There are a lot of video games that seem poised for epic success, but when they’re finally released they simply fade away. Now I’m not talking about games like Beyond Good and Evil, which never really found their audience during their initial launch, but still have a cult following. I’m talking about games like Heavenly Sword, Legendary: The Box, or Naughty Bear which had tons of publicity before their launch, but afterwards people barely remember they ever even existed in the first place.

Looking to take whatever we discuss here and put together a top ten list of video games that didn’t live up to their hype. Not asking everyone to offer up their own top ten suggestions, but a few they might thing deserve to be on the list and why. If you see that someone already mentioned a title you would have included, let me know. The more people that concur, the more likely it will appear on the list.

And judging by how successful this discussion is, will decide how often they appear in the future. Please comment below, so your opinion can be counted. Thanks again!


  • Klaster_1

    You shouldn’t go that far for hyped up failures, we had Alien: Colonial Marines and huge Battlefield 4 drama last year. The later is still going on.

    • I don’t really feel that BF4 failed to live up to its hype however. I feel that it failed to provide a consistent game play experience but it was able to deliver on all of the features it promised (except performance). laggy or not, evolution is a thing and does indeed work in game to change the map up, causing players to have to adapt. While there are still a lot of kinks to work out to get stability to a good place, I cant really blame them, the maps are pretty massive when you stop to think about it, and on average there is a tons of stuff going on. Up to 4 helicopters, 6 jets, dozens of tanks and boats, and infantry running around all the time, a bit of instability is not completely out of the question.
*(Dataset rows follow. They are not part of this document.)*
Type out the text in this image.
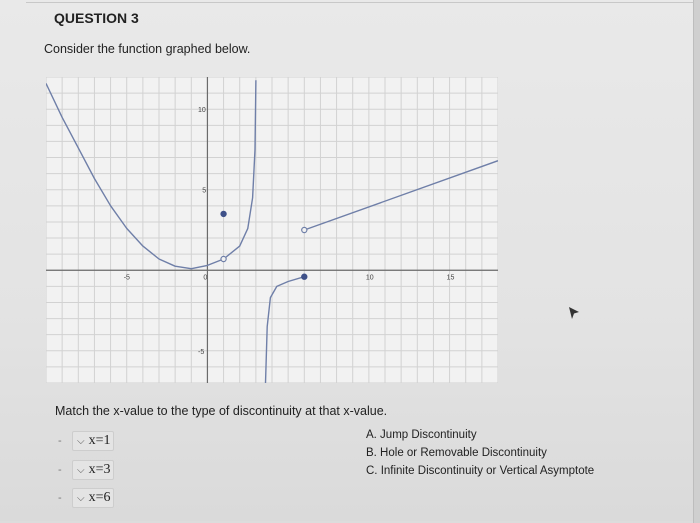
QUESTION 3
Consider the function graphed below.
-5	0	10	15
10
5
-5
Match the x-value to the type of discontinuity at that x-value.
-	⌵ x=1
-	⌵ x=3
-	⌵ x=6
A. Jump Discontinuity
B. Hole or Removable Discontinuity
C. Infinite Discontinuity or Vertical Asymptote
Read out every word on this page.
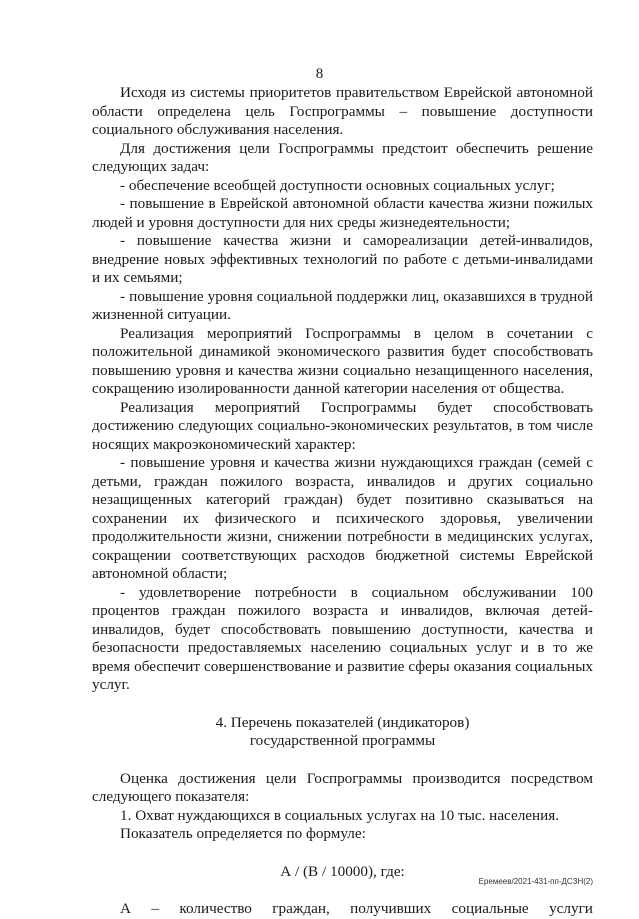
8

Исходя из системы приоритетов правительством Еврейской автономной области определена цель Госпрограммы – повышение доступности социального обслуживания населения.

Для достижения цели Госпрограммы предстоит обеспечить решение следующих задач:

- обеспечение всеобщей доступности основных социальных услуг;

- повышение в Еврейской автономной области качества жизни пожилых людей и уровня доступности для них среды жизнедеятельности;

- повышение качества жизни и самореализации детей-инвалидов, внедрение новых эффективных технологий по работе с детьми-инвалидами и их семьями;

- повышение уровня социальной поддержки лиц, оказавшихся в трудной жизненной ситуации.

Реализация мероприятий Госпрограммы в целом в сочетании с положительной динамикой экономического развития будет способствовать повышению уровня и качества жизни социально незащищенного населения, сокращению изолированности данной категории населения от общества.

Реализация мероприятий Госпрограммы будет способствовать достижению следующих социально-экономических результатов, в том числе носящих макроэкономический характер:

- повышение уровня и качества жизни нуждающихся граждан (семей с детьми, граждан пожилого возраста, инвалидов и других социально незащищенных категорий граждан) будет позитивно сказываться на сохранении их физического и психического здоровья, увеличении продолжительности жизни, снижении потребности в медицинских услугах, сокращении соответствующих расходов бюджетной системы Еврейской автономной области;

- удовлетворение потребности в социальном обслуживании 100 процентов граждан пожилого возраста и инвалидов, включая детей-инвалидов, будет способствовать повышению доступности, качества и безопасности предоставляемых населению социальных услуг и в то же время обеспечит совершенствование и развитие сферы оказания социальных услуг.

4. Перечень показателей (индикаторов)

государственной программы

Оценка достижения цели Госпрограммы производится посредством следующего показателя:

1. Охват нуждающихся в социальных услугах на 10 тыс. населения.

Показатель определяется по формуле:

А / (В / 10000), где:

А – количество граждан, получивших социальные услуги
Еремеев/2021-431-пп-ДСЗН(2)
      I’ve got absolutely no excuses for Alien: Colonial Marines.

  • trustnoone

    Interesting question, personally I live under a rock, so I don’t really hear about the hype too much so I’m probably not exactly qualified to discuss about this. If I had to pick some though I would probably go for Final Fantasy XIII just because it was meant to be a new Final Fantasy game and was meant to be awesome and everything and in the end it turned out people hated it and just stopped playing it. I would also go with Fable 3 due to the whole Peter Molyneux over hyping his own games although honestly I thought they were pretty good. I would probably also go for spore just because from what everyone around me was telling me about how good an awesome it would be, and then when it came out no one really cared lol.

    • trustnoone

      Oh and Brink for me as well, the whole idea of having a parkour FPS sounded awesome, well until it came out.

  • PJ


    Nothing else need be said.

  • Calibanie

    Blink, Sim City, PS Vita (a console yes but the hype vs reality on it hurt every game for it)

    • As mentioned before in regard to BF4, I don’t really feel Sim City failed to live up to its hype. Its not a perfect game and had a really rough launch, but there are a lot of things people do like about it. Its just the Always On DRM that kills it. Beyond that people look to have enjoyed it, it got pretty positive reviews, and people still play it. I’d call that a success all in all.

      As far as the others go, Blink or Brink? Brink yeah I feel that kinda fell flat after a bit.

      On the Vita side, I agree that at launch (and its whole first year) it failed to deliver on what it was marketed as. A lot of gimmicks that developers rarely if ever used (back touch screen anyone? While a handful of games have used it well, very few do), and very little attention by the majority of developers. Things are starting to look a bit brighter for the handheld however, with the crossplay PS4 tie-in, sales have gone up a significant amount, and with any luck we’ll start getting a few more good games!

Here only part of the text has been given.